What is “strategic influence”, how does it impact buyers and sellers, and what do trends in it mean for the tech market? For decades, I’ve worked to model market behavior as a means of providing another data point to surveys, which present a multitude of issues if you rely on them completely. One thing that’s come out of all that work is that major technology initiatives are driven rather than simply developing, and that the ability of a vendor to advance major technology changes depends on the degree to which it can influence buyer strategic planning. Hence, “strategic influence”.
At the start of this century, IBM was the runaway leader in strategic influence. If we set a scale using my models, and assign values to mean that a vendor has totally decisive influence (score 100), enough influence to outplay competitors (50) or no influence on strategy at all (zero), IBM in the year 2000 had a score of 48, and over the period up to 2010, it vacillated between 46 and 53. No other vendor of any type ever achieved a score even in the 40s. FYI, in the 1980s, IBM’s score hit its high of 65, but retrocasting my model, I estimate that in the late 1960s it hit 79.
Other IT vendors hit their high in the 1990s, which is also when IBM’s score dipped into the high 30s, but none of them ever equaled IBM. HPE managed to score 31 in this period, its high point, and Dell hit 27, also its highest. The only software platform player to break into the 20s was VMware, who managed 22 in 2014 and fell slowly after that, to 18 in 2023. Cloud providers hit their high between 2015 and 2022, with Microsoft leading with a high of 37. Amazon with 30, and Google at 22. They’ve all fallen by roughly 4 points since.
Network vendors did their best between 2002 and 2008, with Cisco hitting a high of 24 in that period, rivaling IT vendors, but today even Cisco can’t break into the 20s (in 2023 their score was 16).

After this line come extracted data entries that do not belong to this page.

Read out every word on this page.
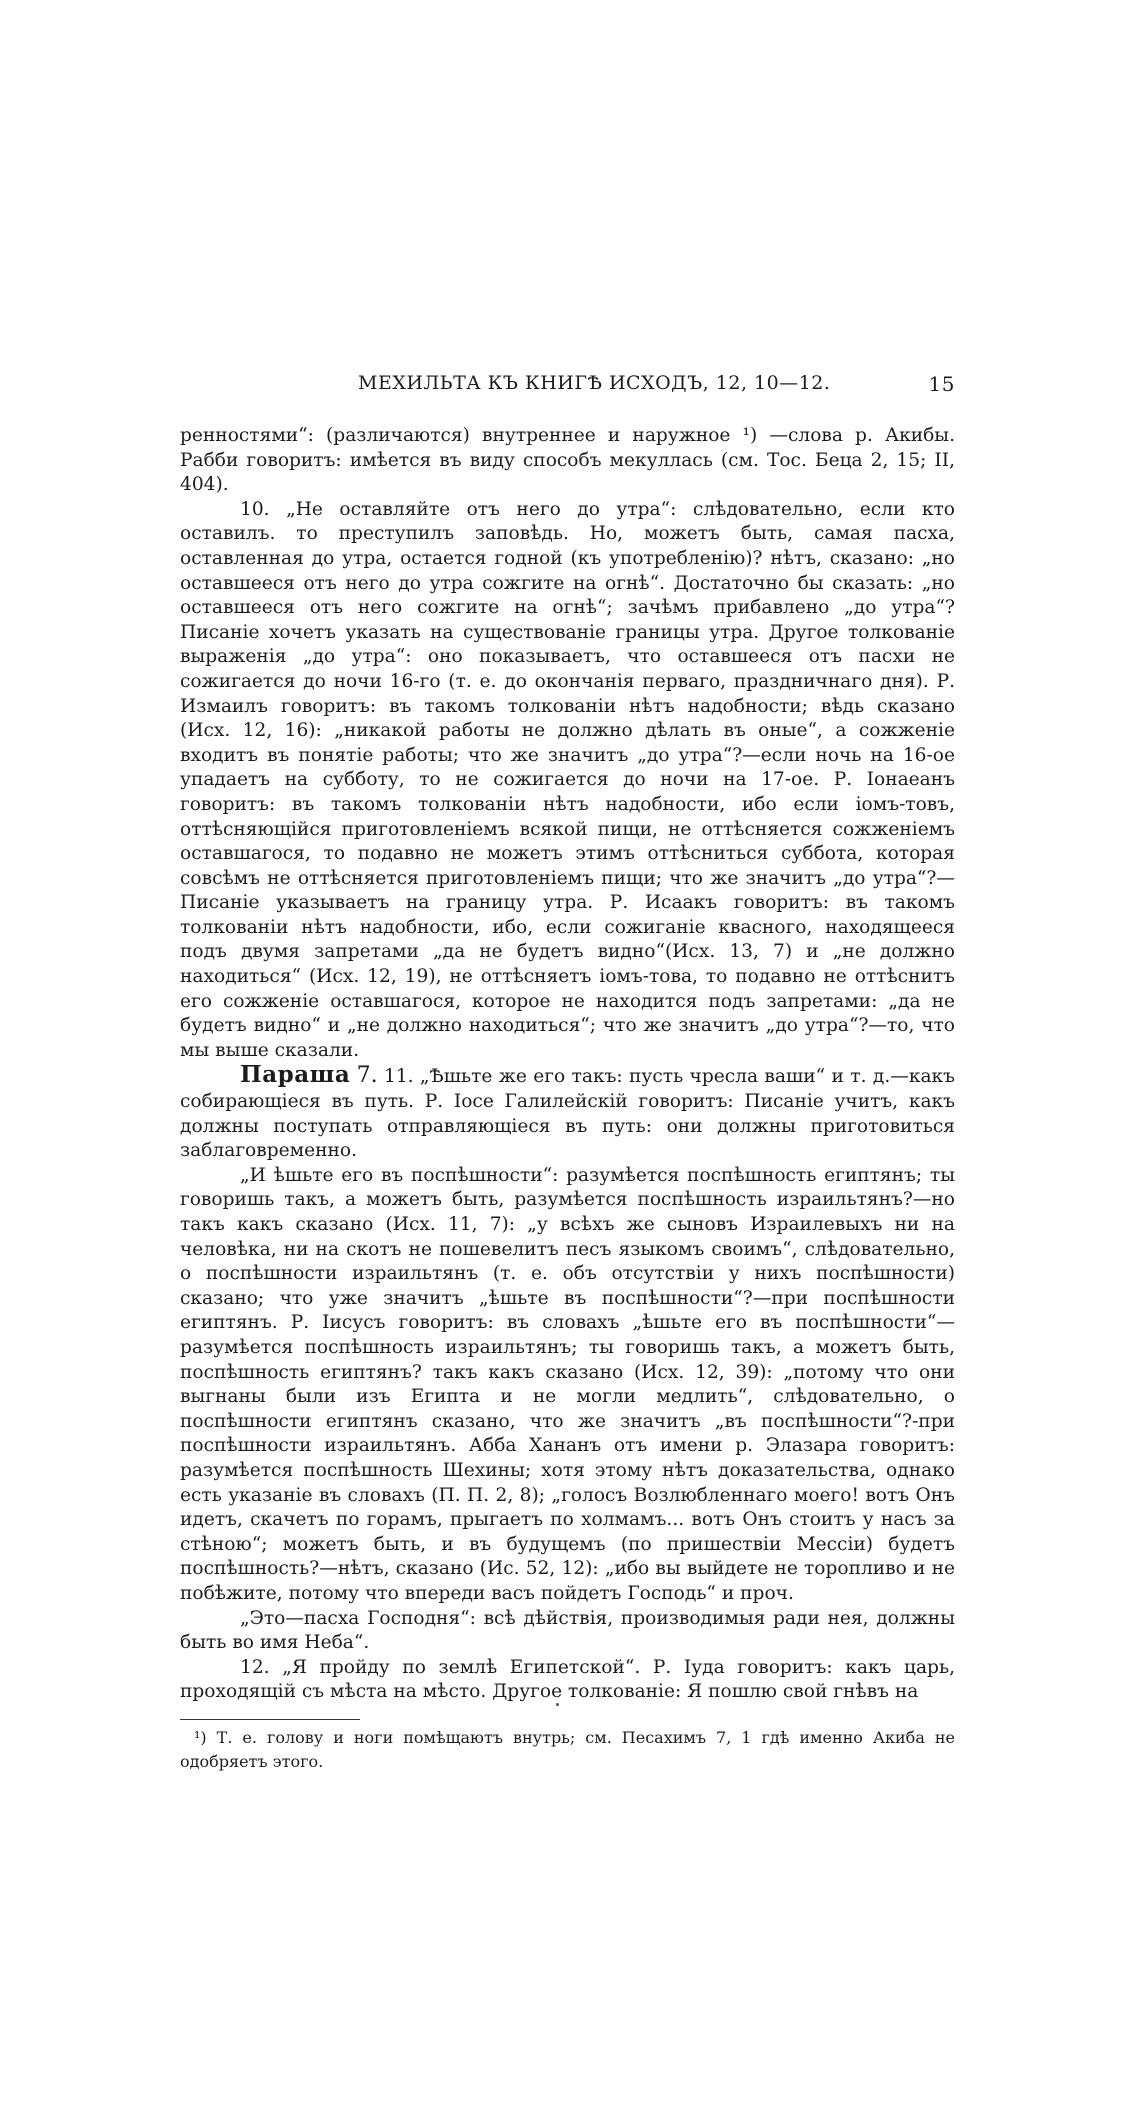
МЕХИЛЬТА КЪ КНИГѢ ИСХОДЪ, 12, 10—12.	15

ренностями“: (различаются) внутреннее и наружное ¹) —слова р. Акибы. Рабби говоритъ: имѣется въ виду способъ мекуллась (см. Тос. Беца 2, 15; II, 404).

10. „Не оставляйте отъ него до утра“: слѣдовательно, если кто оставилъ. то преступилъ заповѣдь. Но, можетъ быть, самая пасха, оставленная до утра, остается годной (къ употребленію)? нѣтъ, сказано: „но оставшееся отъ него до утра сожгите на огнѣ“. Достаточно бы сказать: „но оставшееся отъ него сожгите на огнѣ“; зачѣмъ прибавлено „до утра“? Писаніе хочетъ указать на существованіе границы утра. Другое толкованіе выраженія „до утра“: оно показываетъ, что оставшееся отъ пасхи не сожигается до ночи 16-го (т. е. до окончанія перваго, праздничнаго дня). Р. Измаилъ говоритъ: въ такомъ толкованіи нѣтъ надобности; вѣдь сказано (Исх. 12, 16): „никакой работы не должно дѣлать въ оные“, а сожженіе входитъ въ понятіе работы; что же значитъ „до утра“?—если ночь на 16-ое упадаетъ на субботу, то не сожигается до ночи на 17-ое. Р. Іонаеанъ говоритъ: въ такомъ толкованіи нѣтъ надобности, ибо если іомъ-товъ, оттѣсняющійся приготовленіемъ всякой пищи, не оттѣсняется сожженіемъ оставшагося, то подавно не можетъ этимъ оттѣсниться суббота, которая совсѣмъ не оттѣсняется приготовленіемъ пищи; что же значитъ „до утра“?—Писаніе указываетъ на границу утра. Р. Исаакъ говоритъ: въ такомъ толкованіи нѣтъ надобности, ибо, если сожиганіе квасного, находящееся подъ двумя запретами „да не будетъ видно“(Исх. 13, 7) и „не должно находиться“ (Исх. 12, 19), не оттѣсняетъ іомъ-това, то подавно не оттѣснитъ его сожженіе оставшагося, которое не находится подъ запретами: „да не будетъ видно“ и „не должно находиться“; что же значитъ „до утра“?—то, что мы выше сказали.

Параша 7. 11. „Ѣшьте же его такъ: пусть чресла ваши“ и т. д.—какъ собирающіеся въ путь. Р. Іосе Галилейскій говоритъ: Писаніе учитъ, какъ должны поступать отправляющіеся въ путь: они должны приготовиться заблаговременно.

„И ѣшьте его въ поспѣшности“: разумѣется поспѣшность египтянъ; ты говоришь такъ, а можетъ быть, разумѣется поспѣшность израильтянъ?—но такъ какъ сказано (Исх. 11, 7): „у всѣхъ же сыновъ Израилевыхъ ни на человѣка, ни на скотъ не пошевелитъ песъ языкомъ своимъ“, слѣдовательно, о поспѣшности израильтянъ (т. е. объ отсутствіи у нихъ поспѣшности) сказано; что уже значитъ „ѣшьте въ поспѣшности“?—при поспѣшности египтянъ. Р. Іисусъ говоритъ: въ словахъ „ѣшьте его въ поспѣшности“—разумѣется поспѣшность израильтянъ; ты говоришь такъ, а можетъ быть, поспѣшность египтянъ? такъ какъ сказано (Исх. 12, 39): „потому что они выгнаны были изъ Египта и не могли медлить“, слѣдовательно, о поспѣшности египтянъ сказано, что же значитъ „въ поспѣшности“?-при поспѣшности израильтянъ. Абба Хананъ отъ имени р. Элазара говоритъ: разумѣется поспѣшность Шехины; хотя этому нѣтъ доказательства, однако есть указаніе въ словахъ (П. П. 2, 8); „голосъ Возлюбленнаго моего! вотъ Онъ идетъ, скачетъ по горамъ, прыгаетъ по холмамъ... вотъ Онъ стоитъ у насъ за стѣною“; можетъ быть, и въ будущемъ (по пришествіи Мессіи) будетъ поспѣшность?—нѣтъ, сказано (Ис. 52, 12): „ибо вы выйдете не торопливо и не побѣжите, потому что впереди васъ пойдетъ Господь“ и проч.

„Это—пасха Господня“: всѣ дѣйствія, производимыя ради нея, должны быть во имя Неба“.

12. „Я пройду по землѣ Египетской“. Р. Іуда говоритъ: какъ царь, проходящій съ мѣста на мѣсто. Другое толкованіе: Я пошлю свой гнѣвъ на

¹) Т. е. голову и ноги помѣщаютъ внутрь; см. Песахимъ 7, 1 гдѣ именно Акиба не одобряетъ этого.
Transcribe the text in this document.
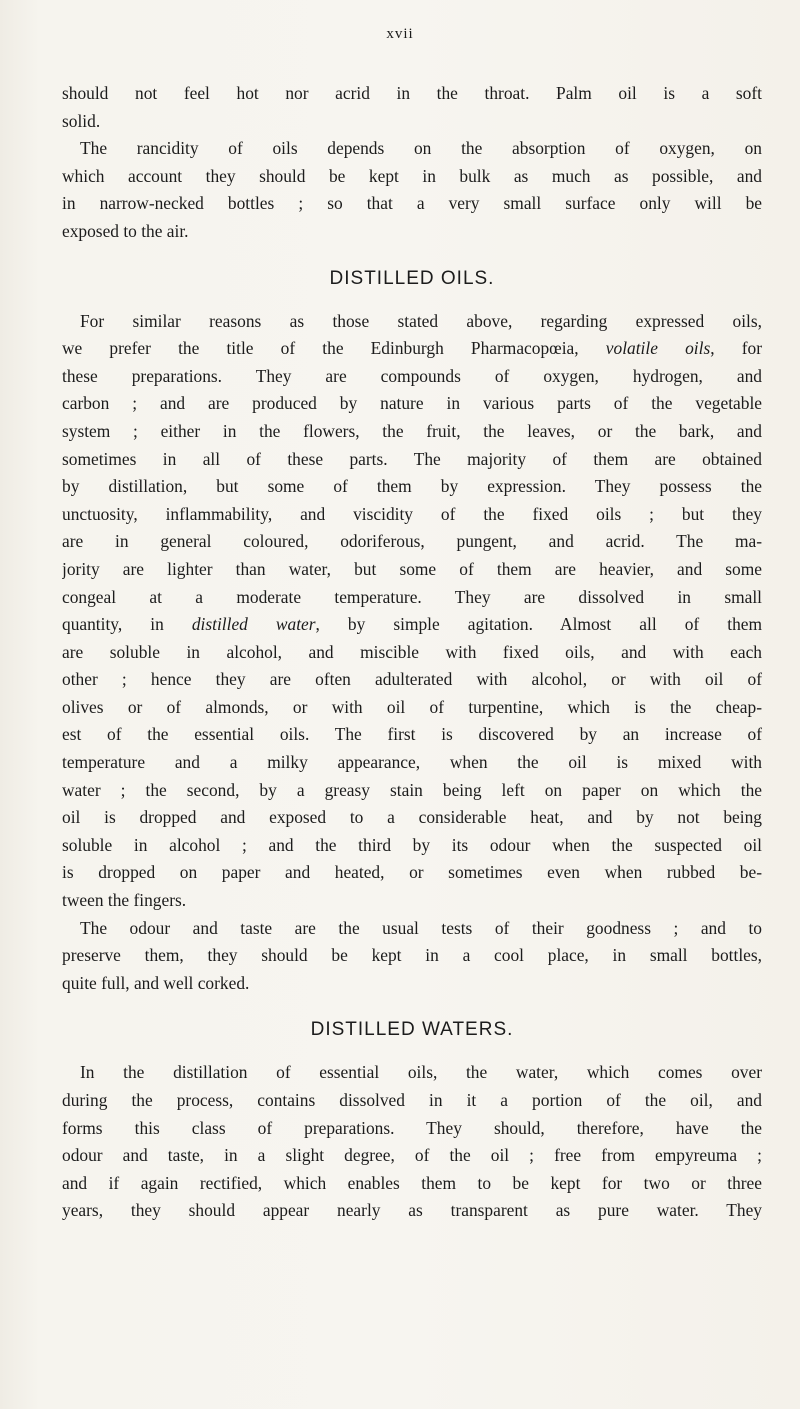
xvii

should not feel hot nor acrid in the throat. Palm oil is a soft
solid.

The rancidity of oils depends on the absorption of oxygen, on
which account they should be kept in bulk as much as possible, and
in narrow-necked bottles ; so that a very small surface only will be
exposed to the air.

DISTILLED OILS.

For similar reasons as those stated above, regarding expressed oils,
we prefer the title of the Edinburgh Pharmacopœia, volatile oils, for
these preparations. They are compounds of oxygen, hydrogen, and
carbon ; and are produced by nature in various parts of the vegetable
system ; either in the flowers, the fruit, the leaves, or the bark, and
sometimes in all of these parts. The majority of them are obtained
by distillation, but some of them by expression. They possess the
unctuosity, inflammability, and viscidity of the fixed oils ; but they
are in general coloured, odoriferous, pungent, and acrid. The ma-
jority are lighter than water, but some of them are heavier, and some
congeal at a moderate temperature. They are dissolved in small
quantity, in distilled water, by simple agitation. Almost all of them
are soluble in alcohol, and miscible with fixed oils, and with each
other ; hence they are often adulterated with alcohol, or with oil of
olives or of almonds, or with oil of turpentine, which is the cheap-
est of the essential oils. The first is discovered by an increase of
temperature and a milky appearance, when the oil is mixed with
water ; the second, by a greasy stain being left on paper on which the
oil is dropped and exposed to a considerable heat, and by not being
soluble in alcohol ; and the third by its odour when the suspected oil
is dropped on paper and heated, or sometimes even when rubbed be-
tween the fingers.

The odour and taste are the usual tests of their goodness ; and to
preserve them, they should be kept in a cool place, in small bottles,
quite full, and well corked.

DISTILLED WATERS.

In the distillation of essential oils, the water, which comes over
during the process, contains dissolved in it a portion of the oil, and
forms this class of preparations. They should, therefore, have the
odour and taste, in a slight degree, of the oil ; free from empyreuma ;
and if again rectified, which enables them to be kept for two or three
years, they should appear nearly as transparent as pure water. They
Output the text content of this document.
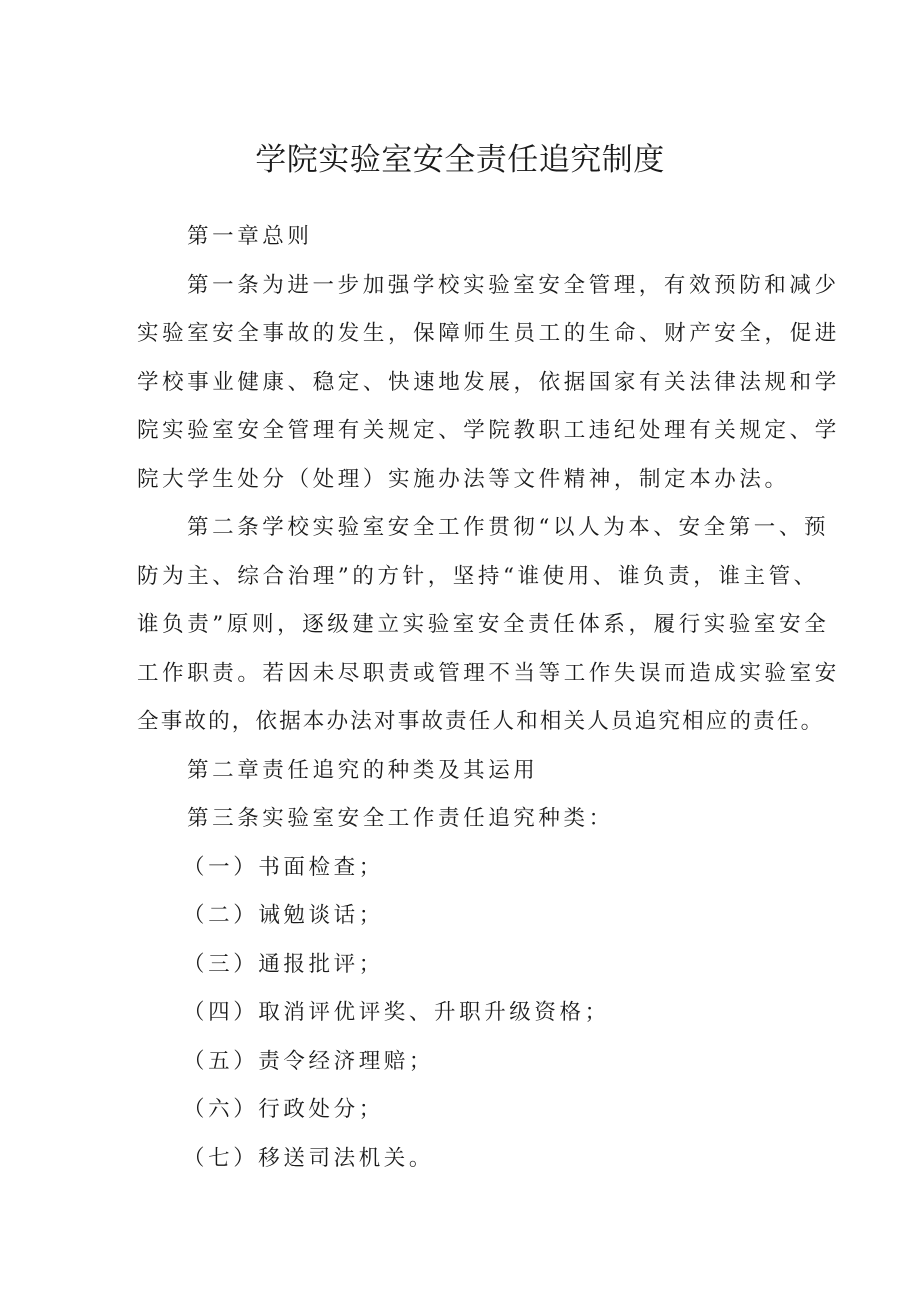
学院实验室安全责任追究制度
第一章总则
第一条为进一步加强学校实验室安全管理，有效预防和减少
实验室安全事故的发生，保障师生员工的生命、财产安全，促进
学校事业健康、稳定、快速地发展，依据国家有关法律法规和学
院实验室安全管理有关规定、学院教职工违纪处理有关规定、学
院大学生处分（处理）实施办法等文件精神，制定本办法。
第二条学校实验室安全工作贯彻“以人为本、安全第一、预
防为主、综合治理”的方针，坚持“谁使用、谁负责，谁主管、
谁负责”原则，逐级建立实验室安全责任体系，履行实验室安全
工作职责。若因未尽职责或管理不当等工作失误而造成实验室安
全事故的，依据本办法对事故责任人和相关人员追究相应的责任。
第二章责任追究的种类及其运用
第三条实验室安全工作责任追究种类：
（一）书面检查；
（二）诫勉谈话；
（三）通报批评；
（四）取消评优评奖、升职升级资格；
（五）责令经济理赔；
（六）行政处分；
（七）移送司法机关。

They had another boost during COVID but didn’t quite get back to their best levels.
Now let’s look beyond influence for a moment, at another metric, which is the percentage of IT spending that represents new projects, versus orderly upgrades to infrastructure. Up to the 1990s, “new” spending tended to account for between 58% and 65% of all IT spending, and since 2000 it has dropped pretty steadily, to the point where in 2023 the new projects made up only 38% of IT spending.
You can see that there’s an interesting synchrony involving strategic influence and IT spending. When IT vendors had stronger strategic influence, more project spending was present. This raises the question of which factor was the driver. My older data from users can’t answer that, but the free-form commentary I’ve gotten over the last year can offer some insight.
Enterprises seem to have boosted their project activity in response to vendors having delivered new technology that opened up new avenues for applying IT at a good ROI. Up to some point in the 1990s, this happened on a regular cycle whose average length was roughly 12 years, but those cycles then ceased. I contend that this failure to introduce new paradigms was the leading cause of the decline in “new” IT spending, and also for shifts in strategic influence. No new paradigms, no new spending.
So can we declare that the chain of events? Not totally, because my enterprise chats also suggest that as new project spending declined, vendor strategic influence fell because there were fewer initiatives where that influence could be applied. And as budgets focused on cost control, vendors became more cautious about even proposing something new. So you can see an element of circularity here.
Wouldn’t vendors, faced with falling IT spending, want to introduce something new? Sure, but here we encounter another force, the “higher apple” problem. The technology shifts needed to move the needle on productivity gains have grown, because the easy connections between tech and productivity have already been exploited. What’s needed now is more of an ecosystem than a product. A lot of pieces have to be put into place, and that means either that a vendor has to share profits with others who supply missing elements, or have enough strategic influence to insure that if they supply all of the pieces, they can drive the project and lock it in to themselves. And, of course, drive a “spend more” story in a market that’s been dominated by “control costs”.
I think this is more of a factor in network equipment, and even IT spending than I first believed, because of this positive-feedback effect. We are now in a market situation where buyers have become conditioned to maintaining the status quo, at first because they weren’t being presented with any transformational technology options, and then almost out of habit. Vendors then found it harder to offer anything that didn’t control costs and simply hold the line. And the problems with transformational new projects that started the whole mess became more acute because cost-driven buyers don’t promote aggressive new product planning.
IBM, champion of strategic influence, missed on revenue yesterday. They also announced their acquisition of HashiCorp to improve their already-strong position in hybrid cloud. Their consulting revenue was down slightly versus 2023, and I think that reflects growing buyer concerns about the economy overall. Even with strong strategic engagement, IBM can’t promote aggressive new project adoption against such a negative tide. It’s the biggest tech problem of our time; how do we restore confidence that IT can really improve and transform business. It’s a question that’s going to get harder to answer as buyers get more ossified into the status quo.